# Installing Rigid Foam Insulation and Drywall



## raheel (Feb 15, 2009)

The closet in my bedroom was leaking, mostly through old grout in the brick. I removed all of the drywall and had the bricks repointed, stopping the leak.

However, I noticed that there was no insulation between the old drywall and the bricks, just studs. I would like to add insulation and have been considering rigid foam insulation sheets.

My question is how do I add drywall after that? Should I attach the foam to the wall, then put studs over the wall and attach the drywall? Put studs on the wall and insulate between them?

Any help would be great appreciately.

Thanks.


----------



## Bob Mariani (Dec 1, 2008)

Keep the studs off the brick. insulate between the studs with the vapor barrier (kraft paper) on the inside (warm side). Then drywall.


----------



## raheel (Feb 15, 2009)

Thanks for the quick response.

Sorry, but I'm still a little confused. Right now, it's just brick.

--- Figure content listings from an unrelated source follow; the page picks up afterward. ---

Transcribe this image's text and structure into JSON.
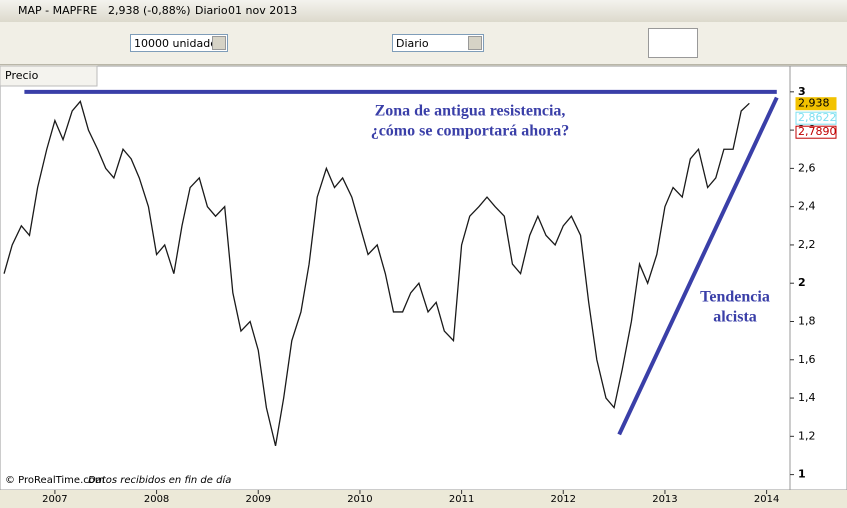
{
  "window": {
    "symbol": "MAP - MAPFRE",
    "quote": "2,938 (-0,88%)",
    "period": "Diario",
    "date": "01 nov 2013"
  },
  "toolbar": {
    "units": "10000 unidades",
    "period": "Diario"
  },
  "panel": {
    "label": "Precio"
  },
  "footer": {
    "copyright": "© ProRealTime.com",
    "note": "Datos recibidos en fin de día"
  },
  "chart_data": {
    "type": "line",
    "x": [
      2006.5,
      2006.58,
      2006.67,
      2006.75,
      2006.83,
      2006.92,
      2007.0,
      2007.08,
      2007.17,
      2007.25,
      2007.33,
      2007.42,
      2007.5,
      2007.58,
      2007.67,
      2007.75,
      2007.83,
      2007.92,
      2008.0,
      2008.08,
      2008.17,
      2008.25,
      2008.33,
      2008.42,
      2008.5,
      2008.58,
      2008.67,
      2008.75,
      2008.83,
      2008.92,
      2009.0,
      2009.08,
      2009.17,
      2009.25,
      2009.33,
      2009.42,
      2009.5,
      2009.58,
      2009.67,
      2009.75,
      2009.83,
      2009.92,
      2010.0,
      2010.08,
      2010.17,
      2010.25,
      2010.33,
      2010.42,
      2010.5,
      2010.58,
      2010.67,
      2010.75,
      2010.83,
      2010.92,
      2011.0,
      2011.08,
      2011.17,
      2011.25,
      2011.33,
      2011.42,
      2011.5,
      2011.58,
      2011.67,
      2011.75,
      2011.83,
      2011.92,
      2012.0,
      2012.08,
      2012.17,
      2012.25,
      2012.33,
      2012.42,
      2012.5,
      2012.58,
      2012.67,
      2012.75,
      2012.83,
      2012.92,
      2013.0,
      2013.08,
      2013.17,
      2013.25,
      2013.33,
      2013.42,
      2013.5,
      2013.58,
      2013.67,
      2013.75,
      2013.83
    ],
    "series": [
      {
        "color": "#1a1a1a",
        "values": [
          2.05,
          2.2,
          2.3,
          2.25,
          2.5,
          2.7,
          2.85,
          2.75,
          2.9,
          2.95,
          2.8,
          2.7,
          2.6,
          2.55,
          2.7,
          2.65,
          2.55,
          2.4,
          2.15,
          2.2,
          2.05,
          2.3,
          2.5,
          2.55,
          2.4,
          2.35,
          2.4,
          1.95,
          1.75,
          1.8,
          1.65,
          1.35,
          1.15,
          1.4,
          1.7,
          1.85,
          2.1,
          2.45,
          2.6,
          2.5,
          2.55,
          2.45,
          2.3,
          2.15,
          2.2,
          2.05,
          1.85,
          1.85,
          1.95,
          2.0,
          1.85,
          1.9,
          1.75,
          1.7,
          2.2,
          2.35,
          2.4,
          2.45,
          2.4,
          2.35,
          2.1,
          2.05,
          2.25,
          2.35,
          2.25,
          2.2,
          2.3,
          2.35,
          2.25,
          1.9,
          1.6,
          1.4,
          1.35,
          1.55,
          1.8,
          2.1,
          2.0,
          2.15,
          2.4,
          2.5,
          2.45,
          2.65,
          2.7,
          2.5,
          2.55,
          2.7,
          2.7,
          2.9,
          2.94
        ]
      }
    ],
    "last_labels": [
      {
        "value": 2.938,
        "label": "2,938",
        "color": "#f2c200"
      },
      {
        "value": 2.8622,
        "label": "2,8622",
        "color": "#7fe0f0"
      },
      {
        "value": 2.789,
        "label": "2,7890",
        "color": "#c00000"
      }
    ],
    "trend_lines": [
      {
        "x": [
          2006.7,
          2014.1
        ],
        "y": [
          3,
          3
        ],
        "color": "#3a3fa8"
      },
      {
        "x": [
          2012.55,
          2014.1
        ],
        "y": [
          1.21,
          2.97
        ],
        "color": "#3a3fa8"
      }
    ],
    "annotations": [
      [
        "Zona de antigua resistencia,",
        "¿cómo se comportará ahora?"
      ],
      [
        "Tendencia",
        "alcista"
      ]
    ],
    "xlim": [
      2006.46,
      2014.23
    ],
    "xticks": [
      2007,
      2008,
      2009,
      2010,
      2011,
      2012,
      2013,
      2014
    ],
    "ylim": [
      0.93,
      3.02
    ],
    "yticks": [
      1,
      {
        "value": 1.2,
        "label": "1,2"
      },
      {
        "value": 1.4,
        "label": "1,4"
      },
      {
        "value": 1.6,
        "label": "1,6"
      },
      {
        "value": 1.8,
        "label": "1,8"
      },
      2,
      {
        "value": 2.2,
        "label": "2,2"
      },
      {
        "value": 2.4,
        "label": "2,4"
      },
      {
        "value": 2.6,
        "label": "2,6"
      },
      {
        "value": 2.8,
        "label": "2,8"
      },
      3
    ],
    "grid": false
  }
}
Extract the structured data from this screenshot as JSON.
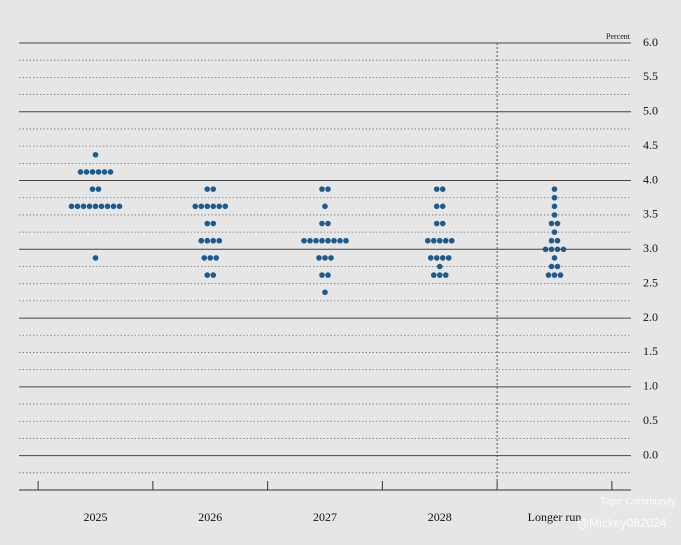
{
  "chart_data": {
    "type": "dot",
    "y_label": "Percent",
    "categories": [
      "2025",
      "2026",
      "2027",
      "2028",
      "Longer run"
    ],
    "dots": [
      {
        "rates": [
          4.375,
          4.125,
          3.875,
          3.625,
          2.875
        ],
        "counts": [
          1,
          6,
          2,
          9,
          1
        ]
      },
      {
        "rates": [
          3.875,
          3.625,
          3.375,
          3.125,
          2.875,
          2.625
        ],
        "counts": [
          2,
          6,
          2,
          4,
          3,
          2
        ]
      },
      {
        "rates": [
          3.875,
          3.625,
          3.375,
          3.125,
          2.875,
          2.625,
          2.375
        ],
        "counts": [
          2,
          1,
          2,
          8,
          3,
          2,
          1
        ]
      },
      {
        "rates": [
          3.875,
          3.625,
          3.375,
          3.125,
          2.875,
          2.75,
          2.625
        ],
        "counts": [
          2,
          2,
          2,
          5,
          4,
          1,
          3
        ]
      },
      {
        "rates": [
          3.875,
          3.75,
          3.625,
          3.5,
          3.375,
          3.25,
          3.125,
          3.0,
          2.875,
          2.75,
          2.625
        ],
        "counts": [
          1,
          1,
          1,
          1,
          2,
          1,
          2,
          4,
          1,
          2,
          3
        ]
      }
    ],
    "color": "#1d5b8f",
    "ylim": [
      -0.5,
      6
    ],
    "yticks": [
      {
        "value": 6,
        "label": "6.0"
      },
      5.5,
      {
        "value": 5,
        "label": "5.0"
      },
      4.5,
      {
        "value": 4,
        "label": "4.0"
      },
      3.5,
      {
        "value": 3,
        "label": "3.0"
      },
      2.5,
      {
        "value": 2,
        "label": "2.0"
      },
      1.5,
      {
        "value": 1,
        "label": "1.0"
      },
      0.5,
      {
        "value": 0,
        "label": "0.0"
      }
    ],
    "minor_yticks": [
      5.75,
      5.25,
      4.75,
      4.25,
      3.75,
      3.25,
      2.75,
      2.25,
      1.75,
      1.25,
      0.75,
      0.25,
      -0.25
    ],
    "grid": true,
    "watermark": [
      "Tiger Community",
      "@Mickey082024"
    ]
  }
}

Are you saying to put the insulation directly against the brick and then put the studs or furring strips, over the insulation, anchoring them into the brick and then hang the drywall on studs/strips?

Thanks Again.


----------



## Bob Mariani (Dec 1, 2008)

no I am saying to make a stud wall 1" or so away from the brick wall. And isolated wall that you insulate and drywall. My concern was with future maintenance or removal of the bricks and/or problems you may create by drilling into the brick to fasten anything to them. Just felt it may be safer to leave them alone. If you feel they are secure, you can glue rigid insulation and then furring strips to them directly. In that case I would put 4 mil plastic on the brick first.


----------